The House eventually returned and took up H770, the new ITD budget bill, passing it 37-31-2 with no debate. The House then recessed until noon on Wednesday, April 10.

Meanwhile, Senate Republicans remained in caucus. Perhaps they grabbed dinner at some point, I don’t know. The issue of the ITD budget was pressing. With the House having recessed, that meant the Senate either had to pass H770, including canceling the State St. sale, or go home with no additional appropriations for the Transportation Department. Speaker Moyle and the House had called Sen. Winder’s bet. He said he would die on this hill, and that moment was at hand.
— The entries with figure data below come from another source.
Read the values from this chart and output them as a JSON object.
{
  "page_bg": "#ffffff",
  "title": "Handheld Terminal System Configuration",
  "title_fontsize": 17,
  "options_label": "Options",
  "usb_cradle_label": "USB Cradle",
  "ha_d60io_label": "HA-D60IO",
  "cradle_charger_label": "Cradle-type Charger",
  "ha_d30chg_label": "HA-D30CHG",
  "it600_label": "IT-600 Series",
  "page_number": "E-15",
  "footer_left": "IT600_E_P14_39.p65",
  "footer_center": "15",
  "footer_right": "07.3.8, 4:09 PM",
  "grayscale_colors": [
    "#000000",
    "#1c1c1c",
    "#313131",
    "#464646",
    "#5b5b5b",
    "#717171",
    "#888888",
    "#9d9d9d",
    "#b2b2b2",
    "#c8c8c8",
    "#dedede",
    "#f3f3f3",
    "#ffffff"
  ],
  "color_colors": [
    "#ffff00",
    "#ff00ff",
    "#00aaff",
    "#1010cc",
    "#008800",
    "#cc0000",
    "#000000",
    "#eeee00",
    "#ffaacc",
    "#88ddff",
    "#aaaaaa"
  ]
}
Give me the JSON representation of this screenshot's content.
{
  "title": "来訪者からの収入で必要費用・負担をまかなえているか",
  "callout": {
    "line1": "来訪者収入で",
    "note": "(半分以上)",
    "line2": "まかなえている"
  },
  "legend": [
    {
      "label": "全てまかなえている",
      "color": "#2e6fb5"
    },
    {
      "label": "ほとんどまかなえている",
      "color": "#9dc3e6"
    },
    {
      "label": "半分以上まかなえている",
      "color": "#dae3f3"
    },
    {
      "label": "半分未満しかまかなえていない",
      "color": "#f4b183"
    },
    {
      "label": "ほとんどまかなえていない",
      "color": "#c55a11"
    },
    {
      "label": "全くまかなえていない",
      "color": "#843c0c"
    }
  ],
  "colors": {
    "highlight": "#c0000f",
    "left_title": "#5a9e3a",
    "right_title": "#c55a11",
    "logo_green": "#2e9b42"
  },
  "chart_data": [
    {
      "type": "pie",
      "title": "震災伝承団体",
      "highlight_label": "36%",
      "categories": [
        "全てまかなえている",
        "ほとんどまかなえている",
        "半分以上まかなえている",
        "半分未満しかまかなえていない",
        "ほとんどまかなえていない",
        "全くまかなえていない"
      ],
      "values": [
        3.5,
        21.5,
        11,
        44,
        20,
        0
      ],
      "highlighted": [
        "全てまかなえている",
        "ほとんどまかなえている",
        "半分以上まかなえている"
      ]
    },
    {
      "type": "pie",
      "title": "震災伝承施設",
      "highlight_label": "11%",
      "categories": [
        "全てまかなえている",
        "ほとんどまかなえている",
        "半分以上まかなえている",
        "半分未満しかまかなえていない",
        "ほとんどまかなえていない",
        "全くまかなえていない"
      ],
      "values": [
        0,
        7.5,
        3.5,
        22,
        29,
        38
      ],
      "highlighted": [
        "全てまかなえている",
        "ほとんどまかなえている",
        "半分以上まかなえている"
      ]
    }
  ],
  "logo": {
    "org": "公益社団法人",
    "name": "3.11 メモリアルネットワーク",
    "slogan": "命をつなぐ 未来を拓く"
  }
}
The Senate returned and began passing the remaining budget bills on the calendar. Sen. Tammy Nichols made a last-ditch effort to pass one more good bill when she moved to pull H493, banning mask mandates, from the drawer of Senate State Affairs. Sen. Abby Lee moved to excuse the committee from presenting the bill, which countered Nichols’ motion. During debate, Lee and others lauded the “process,” saying that committee chairs unilaterally holding bills is an important part of the system. Sens. Herndon and Trakel argued that it wasn’t right for committee chairs to hold bills that had passed the other chamber, and that a motion to bring it to the floor was part of the process as well.

In the end, Sen. Lee’s motion passed 26-9, so H493 remained in Chairman Jim Guthrie’s drawer.

The Senate finally brought H770 to the floor, and the long discussions in the caucus must have resulted in a consensus. The bill passed 18-17, with Sens. Kelly Anthon and Geoff Schroeder voting in favor after voting against the budget last week. Sen. Winder initially voted aye, but switched his vote to nay once he knew the bill had passed.

The Senate also approved H741, funding Gov. Brad Little’s Launch Grant for another year. (Edit: H741 makes minor structural changes to the Launch Grant program. The appropriations bill, H722, passed the previous day.)

A few minutes after 8pm, Lt. Gov. Bedke gaveled out as the Senate voted to recess until next Wednesday at 11am. The purpose of coming back in a week is to take care of any loose ends (such as the IDVR supplemental) as well as address any potential gubernatorial vetoes.

Thus ended a long day and an intense session. Over the next few weeks I’ll break down the highs and lows, see what was accomplished and what was stymied, and look ahead to how we can pursue conservative policies next year.